Pharmacologic interventions may also aim to alleviate the withdrawal syndrome, particularly after opioid exposure. On the assumption that withdrawal reflects at least in part a hyperactivity of central adrenergic systems, the a2-adrenoceptor agonist clonidine (also used as a centrally active antihypertensive drug, see Chapter 11) has been used with some success to attenuate withdrawal. Today most clinicians prefer to manage opioid withdrawal by tapering very slowly the administration of long-acting opioids.

Another widely accepted treatment is substitution of a legally available agonist that acts at the same receptor as the abused drug. This approach has been approved for opioids and nicotine. For example, heroin addicts may receive methadone to replace heroin; smoking addicts may receive nicotine continuously via a transdermal patch system to replace smoking. In general, a rapidly acting substance is replaced with one that acts or is absorbed more slowly. Substitution treatments are largely justified by the benefits of reducing associated health risks, the reduction of drug-associated crime, and better social integration. While dependence persists, it may be possible, with the support of behavioral interventions, to motivate drug users to gradually reduce the dose and become abstinent.

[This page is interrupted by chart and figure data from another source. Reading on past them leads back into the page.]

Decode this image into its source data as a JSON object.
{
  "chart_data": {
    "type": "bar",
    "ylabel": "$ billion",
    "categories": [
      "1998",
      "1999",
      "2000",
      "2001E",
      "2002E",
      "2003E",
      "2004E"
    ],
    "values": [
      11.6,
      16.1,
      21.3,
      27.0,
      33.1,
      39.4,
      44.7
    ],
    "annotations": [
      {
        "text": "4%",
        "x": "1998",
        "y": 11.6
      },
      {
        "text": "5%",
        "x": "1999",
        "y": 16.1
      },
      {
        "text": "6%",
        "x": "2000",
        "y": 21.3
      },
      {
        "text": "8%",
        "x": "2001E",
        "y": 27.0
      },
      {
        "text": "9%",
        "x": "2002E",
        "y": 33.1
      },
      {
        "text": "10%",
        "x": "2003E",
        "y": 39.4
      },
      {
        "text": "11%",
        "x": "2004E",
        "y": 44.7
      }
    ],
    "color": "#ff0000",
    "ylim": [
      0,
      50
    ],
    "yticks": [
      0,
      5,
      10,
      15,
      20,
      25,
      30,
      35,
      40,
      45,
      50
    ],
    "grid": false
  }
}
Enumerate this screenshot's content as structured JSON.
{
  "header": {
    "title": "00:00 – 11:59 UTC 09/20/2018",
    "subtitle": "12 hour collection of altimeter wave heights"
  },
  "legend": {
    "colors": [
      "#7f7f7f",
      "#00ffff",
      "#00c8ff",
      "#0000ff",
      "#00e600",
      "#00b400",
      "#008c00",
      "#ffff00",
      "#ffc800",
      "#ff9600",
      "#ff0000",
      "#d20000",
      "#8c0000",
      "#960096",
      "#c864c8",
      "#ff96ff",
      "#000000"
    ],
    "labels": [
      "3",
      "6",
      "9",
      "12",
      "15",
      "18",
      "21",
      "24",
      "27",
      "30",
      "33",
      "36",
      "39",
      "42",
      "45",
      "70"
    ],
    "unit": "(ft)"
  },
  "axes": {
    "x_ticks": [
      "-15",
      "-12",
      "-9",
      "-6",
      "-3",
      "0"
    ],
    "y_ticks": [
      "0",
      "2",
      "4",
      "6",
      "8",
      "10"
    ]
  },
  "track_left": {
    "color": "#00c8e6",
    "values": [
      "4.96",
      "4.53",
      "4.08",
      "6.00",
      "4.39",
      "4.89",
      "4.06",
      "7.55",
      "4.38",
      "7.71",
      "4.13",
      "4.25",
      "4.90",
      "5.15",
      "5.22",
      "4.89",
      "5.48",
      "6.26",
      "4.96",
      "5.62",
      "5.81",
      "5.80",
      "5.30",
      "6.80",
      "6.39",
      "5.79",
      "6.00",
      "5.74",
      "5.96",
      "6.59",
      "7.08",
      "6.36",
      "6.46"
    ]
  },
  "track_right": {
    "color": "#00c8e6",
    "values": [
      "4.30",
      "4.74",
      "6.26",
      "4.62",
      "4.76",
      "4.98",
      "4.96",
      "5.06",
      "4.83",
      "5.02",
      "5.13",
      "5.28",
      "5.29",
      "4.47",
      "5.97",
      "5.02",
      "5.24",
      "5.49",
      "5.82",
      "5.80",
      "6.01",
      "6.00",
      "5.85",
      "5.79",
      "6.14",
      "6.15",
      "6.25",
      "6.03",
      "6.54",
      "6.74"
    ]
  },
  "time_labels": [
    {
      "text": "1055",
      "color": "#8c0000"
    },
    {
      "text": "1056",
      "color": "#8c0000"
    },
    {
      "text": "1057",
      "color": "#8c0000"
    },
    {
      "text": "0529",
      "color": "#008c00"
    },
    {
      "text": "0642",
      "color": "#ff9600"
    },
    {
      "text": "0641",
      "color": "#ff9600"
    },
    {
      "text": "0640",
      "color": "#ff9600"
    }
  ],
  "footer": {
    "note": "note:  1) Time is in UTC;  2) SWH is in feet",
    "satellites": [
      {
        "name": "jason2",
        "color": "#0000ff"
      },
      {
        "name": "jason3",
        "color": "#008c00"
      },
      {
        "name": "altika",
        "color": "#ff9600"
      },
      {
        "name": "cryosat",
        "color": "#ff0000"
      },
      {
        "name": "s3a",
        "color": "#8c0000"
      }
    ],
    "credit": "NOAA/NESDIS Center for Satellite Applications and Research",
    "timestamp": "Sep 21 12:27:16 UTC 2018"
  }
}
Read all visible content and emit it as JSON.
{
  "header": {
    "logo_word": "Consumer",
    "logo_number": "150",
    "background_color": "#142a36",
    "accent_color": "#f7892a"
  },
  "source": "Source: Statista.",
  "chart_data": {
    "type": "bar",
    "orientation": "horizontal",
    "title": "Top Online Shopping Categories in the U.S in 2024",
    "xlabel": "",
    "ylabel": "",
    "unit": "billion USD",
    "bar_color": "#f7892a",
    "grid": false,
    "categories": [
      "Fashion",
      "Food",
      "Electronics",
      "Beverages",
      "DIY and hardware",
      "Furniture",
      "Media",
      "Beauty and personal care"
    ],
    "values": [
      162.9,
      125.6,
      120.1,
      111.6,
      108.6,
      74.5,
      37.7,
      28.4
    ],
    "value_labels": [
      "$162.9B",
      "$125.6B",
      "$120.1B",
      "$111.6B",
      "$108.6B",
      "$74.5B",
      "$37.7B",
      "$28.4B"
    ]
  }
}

The biggest challenge is the treatment of addiction itself. Several approaches have been taken, but all remain experimental. One approach is to pharmacologically reduce cravings. The u opioid receptor antagonist and partial agonist naltrexone is FDA-approved for this indication in opioid and alcohol addiction. Its effect is modest and may involve a modulation of endogenous opioid systems.

Clinical trials are currently being conducted with a number of drugs, including the high-affinity GABAB-receptor agonist baclofen, and initial results have shown a significant reduction of craving. This effect may be mediated by the inhibition of the dopamine neurons of the VTA, which is possible at baclofen concentrations obtained by oral administration because of its very high affinity for the GABAB receptor.

Rimonabant is a novel cannabinoid antagonist that should soon become available for the treatment of addiction. Initially developed for nicotine addiction, it may be useful in the treatment of abuse of cocaine, heroin, and alcohol. Although its cellular mechanism is unclear, data in rodents convincingly demonstrate that this compound can reduce self-administration in naive as well as in drug-experienced animals.